The petitioners needed to have at least 192 signatures for each of the councilors targeted for recall. Elliott produced the final numbers: Hackett, 248; Fifield, 242; Konstantoulakis, 231; and Emery 224.

The town charter stipulates “within 20 days after the petition has been filed, the clerk shall complete a certificate as to its sufficiency.”

Ward first has to make sure enough of the signatures belong to registered voters in town. If they do, the Town Council has 30 days to call for a special vote for the recall.

Folders with the collected signed petitions for recall of four Mechanic Falls town councilors. Eriks Petersons photo

According to the charter, the special recall municipal election requires “the total number of votes cast for and against recall is at least equal to 30% of the total number of qualified voters who cast votes for governor in the most recent gubernatorial election.”

That figure would have to be at least 384 voters, if a recall vote were to happen.

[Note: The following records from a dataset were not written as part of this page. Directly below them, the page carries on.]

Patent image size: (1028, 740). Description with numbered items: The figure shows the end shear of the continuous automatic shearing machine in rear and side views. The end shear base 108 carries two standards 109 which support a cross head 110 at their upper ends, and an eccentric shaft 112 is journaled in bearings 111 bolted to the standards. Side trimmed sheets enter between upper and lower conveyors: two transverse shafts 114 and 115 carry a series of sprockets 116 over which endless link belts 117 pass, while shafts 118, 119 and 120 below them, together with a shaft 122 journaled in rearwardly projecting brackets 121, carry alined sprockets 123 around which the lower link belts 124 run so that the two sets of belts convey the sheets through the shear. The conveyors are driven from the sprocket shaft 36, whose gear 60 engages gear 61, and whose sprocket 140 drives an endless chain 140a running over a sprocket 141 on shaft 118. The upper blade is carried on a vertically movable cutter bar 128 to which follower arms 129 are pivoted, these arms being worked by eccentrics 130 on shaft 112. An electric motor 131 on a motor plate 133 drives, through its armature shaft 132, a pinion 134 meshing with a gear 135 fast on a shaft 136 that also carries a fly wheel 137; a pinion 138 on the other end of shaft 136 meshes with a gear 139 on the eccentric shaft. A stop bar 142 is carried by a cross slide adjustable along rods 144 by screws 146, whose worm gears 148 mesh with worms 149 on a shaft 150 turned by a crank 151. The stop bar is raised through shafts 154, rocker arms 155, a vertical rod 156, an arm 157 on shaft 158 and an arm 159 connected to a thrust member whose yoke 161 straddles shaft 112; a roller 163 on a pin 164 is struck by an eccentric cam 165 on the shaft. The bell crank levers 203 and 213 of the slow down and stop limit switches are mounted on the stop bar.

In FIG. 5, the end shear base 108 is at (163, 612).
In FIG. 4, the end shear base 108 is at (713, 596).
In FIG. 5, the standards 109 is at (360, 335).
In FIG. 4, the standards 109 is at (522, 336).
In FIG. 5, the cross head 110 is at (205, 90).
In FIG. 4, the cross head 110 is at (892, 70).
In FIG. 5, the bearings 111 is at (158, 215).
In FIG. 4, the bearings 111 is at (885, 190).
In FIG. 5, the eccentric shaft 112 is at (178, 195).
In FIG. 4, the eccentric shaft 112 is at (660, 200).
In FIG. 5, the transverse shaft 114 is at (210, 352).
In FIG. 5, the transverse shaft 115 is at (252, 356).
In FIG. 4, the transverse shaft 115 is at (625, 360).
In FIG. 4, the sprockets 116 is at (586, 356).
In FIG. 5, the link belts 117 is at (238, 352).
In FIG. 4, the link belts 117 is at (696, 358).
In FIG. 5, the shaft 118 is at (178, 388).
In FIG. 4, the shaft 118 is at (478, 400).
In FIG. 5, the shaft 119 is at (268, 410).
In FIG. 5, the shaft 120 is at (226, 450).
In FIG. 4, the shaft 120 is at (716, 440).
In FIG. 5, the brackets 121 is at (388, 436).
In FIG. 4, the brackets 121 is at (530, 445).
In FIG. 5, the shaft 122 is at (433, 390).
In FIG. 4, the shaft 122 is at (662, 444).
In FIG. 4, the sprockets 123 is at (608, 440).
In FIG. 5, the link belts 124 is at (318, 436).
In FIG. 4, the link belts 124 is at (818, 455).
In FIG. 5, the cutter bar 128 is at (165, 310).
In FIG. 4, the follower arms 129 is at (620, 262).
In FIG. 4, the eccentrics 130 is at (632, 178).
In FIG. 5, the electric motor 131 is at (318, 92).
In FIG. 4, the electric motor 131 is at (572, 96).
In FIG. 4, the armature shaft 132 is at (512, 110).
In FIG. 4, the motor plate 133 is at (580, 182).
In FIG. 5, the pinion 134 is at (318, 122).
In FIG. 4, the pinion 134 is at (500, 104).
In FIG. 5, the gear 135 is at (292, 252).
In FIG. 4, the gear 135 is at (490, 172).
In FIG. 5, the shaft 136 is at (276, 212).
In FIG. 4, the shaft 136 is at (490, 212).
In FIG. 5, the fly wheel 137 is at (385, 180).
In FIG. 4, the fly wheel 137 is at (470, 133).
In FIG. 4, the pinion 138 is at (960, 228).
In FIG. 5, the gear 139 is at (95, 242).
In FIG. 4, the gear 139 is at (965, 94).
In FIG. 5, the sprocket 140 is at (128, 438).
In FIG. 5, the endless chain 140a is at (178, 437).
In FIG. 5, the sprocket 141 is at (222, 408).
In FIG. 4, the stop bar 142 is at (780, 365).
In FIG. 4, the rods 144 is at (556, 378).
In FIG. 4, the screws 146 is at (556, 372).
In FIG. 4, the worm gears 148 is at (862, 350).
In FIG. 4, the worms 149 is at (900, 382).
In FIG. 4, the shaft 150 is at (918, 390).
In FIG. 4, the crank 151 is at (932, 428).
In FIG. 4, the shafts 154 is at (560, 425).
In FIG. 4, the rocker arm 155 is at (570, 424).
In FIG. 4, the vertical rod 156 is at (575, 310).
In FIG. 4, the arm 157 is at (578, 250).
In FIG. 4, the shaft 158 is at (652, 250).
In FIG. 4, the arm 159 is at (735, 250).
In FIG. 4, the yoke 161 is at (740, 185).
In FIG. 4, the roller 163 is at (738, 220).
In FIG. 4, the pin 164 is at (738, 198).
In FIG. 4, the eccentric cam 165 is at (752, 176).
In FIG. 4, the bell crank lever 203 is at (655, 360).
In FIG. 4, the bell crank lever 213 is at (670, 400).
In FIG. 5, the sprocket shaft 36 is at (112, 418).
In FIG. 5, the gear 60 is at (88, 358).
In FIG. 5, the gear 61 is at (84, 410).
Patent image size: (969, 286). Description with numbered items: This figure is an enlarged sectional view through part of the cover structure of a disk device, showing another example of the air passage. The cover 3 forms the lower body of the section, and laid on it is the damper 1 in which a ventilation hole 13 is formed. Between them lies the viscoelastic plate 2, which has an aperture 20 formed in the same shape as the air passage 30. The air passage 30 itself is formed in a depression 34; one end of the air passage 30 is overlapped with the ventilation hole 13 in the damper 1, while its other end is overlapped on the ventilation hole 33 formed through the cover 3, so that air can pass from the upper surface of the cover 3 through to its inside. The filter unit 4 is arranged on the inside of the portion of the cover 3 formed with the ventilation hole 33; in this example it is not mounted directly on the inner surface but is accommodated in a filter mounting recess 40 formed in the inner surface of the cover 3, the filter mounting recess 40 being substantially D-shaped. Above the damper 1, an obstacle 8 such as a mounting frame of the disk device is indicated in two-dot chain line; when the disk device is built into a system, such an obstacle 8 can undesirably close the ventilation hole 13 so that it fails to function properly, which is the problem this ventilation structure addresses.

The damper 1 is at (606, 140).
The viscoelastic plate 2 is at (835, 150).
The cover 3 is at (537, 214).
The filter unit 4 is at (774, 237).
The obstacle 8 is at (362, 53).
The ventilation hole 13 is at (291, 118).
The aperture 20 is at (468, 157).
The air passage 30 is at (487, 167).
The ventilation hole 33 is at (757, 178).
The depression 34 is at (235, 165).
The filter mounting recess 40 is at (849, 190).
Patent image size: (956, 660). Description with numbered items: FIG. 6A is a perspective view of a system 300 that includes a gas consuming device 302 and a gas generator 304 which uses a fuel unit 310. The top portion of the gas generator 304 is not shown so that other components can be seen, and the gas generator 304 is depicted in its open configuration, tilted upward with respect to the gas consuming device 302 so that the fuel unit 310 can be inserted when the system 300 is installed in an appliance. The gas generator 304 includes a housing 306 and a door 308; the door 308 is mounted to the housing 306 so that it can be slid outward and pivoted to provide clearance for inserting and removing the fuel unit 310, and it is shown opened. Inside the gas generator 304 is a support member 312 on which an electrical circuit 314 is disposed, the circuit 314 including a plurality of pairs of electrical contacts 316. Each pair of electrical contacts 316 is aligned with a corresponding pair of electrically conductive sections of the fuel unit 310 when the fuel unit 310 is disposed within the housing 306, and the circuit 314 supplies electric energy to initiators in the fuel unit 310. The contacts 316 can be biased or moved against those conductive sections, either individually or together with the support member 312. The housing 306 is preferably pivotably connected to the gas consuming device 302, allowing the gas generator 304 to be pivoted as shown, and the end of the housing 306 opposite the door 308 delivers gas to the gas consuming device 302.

Any councilor who loses in a recall election steps down immediately. That same councilor, however, is not prohibited from running again for the same office.

The petition drive was motivated by the town’s refusal to offer more details behind Maher’s ouster. The council might have also violated state law and similar rules laid out in the town charter for firing a town manager.

Maher’s lawyer, Adam Lee, had filed a lawsuit in Androscoggin County Superior Court alleging the council made an illegal attempt to terminate the town manager.

At several public meetings, the language on dismissing Maher was changed to a preliminary resolution placing Maher on administrative leave until a public hearing was held. A public hearing was set for Aug. 15 to discuss Maher’s future with the town.

At its Aug. 5 session, the Town Council voted 4-0 to rescind the preliminary resolution, and Maher was returned the next day as town manager. The public hearing was canceled.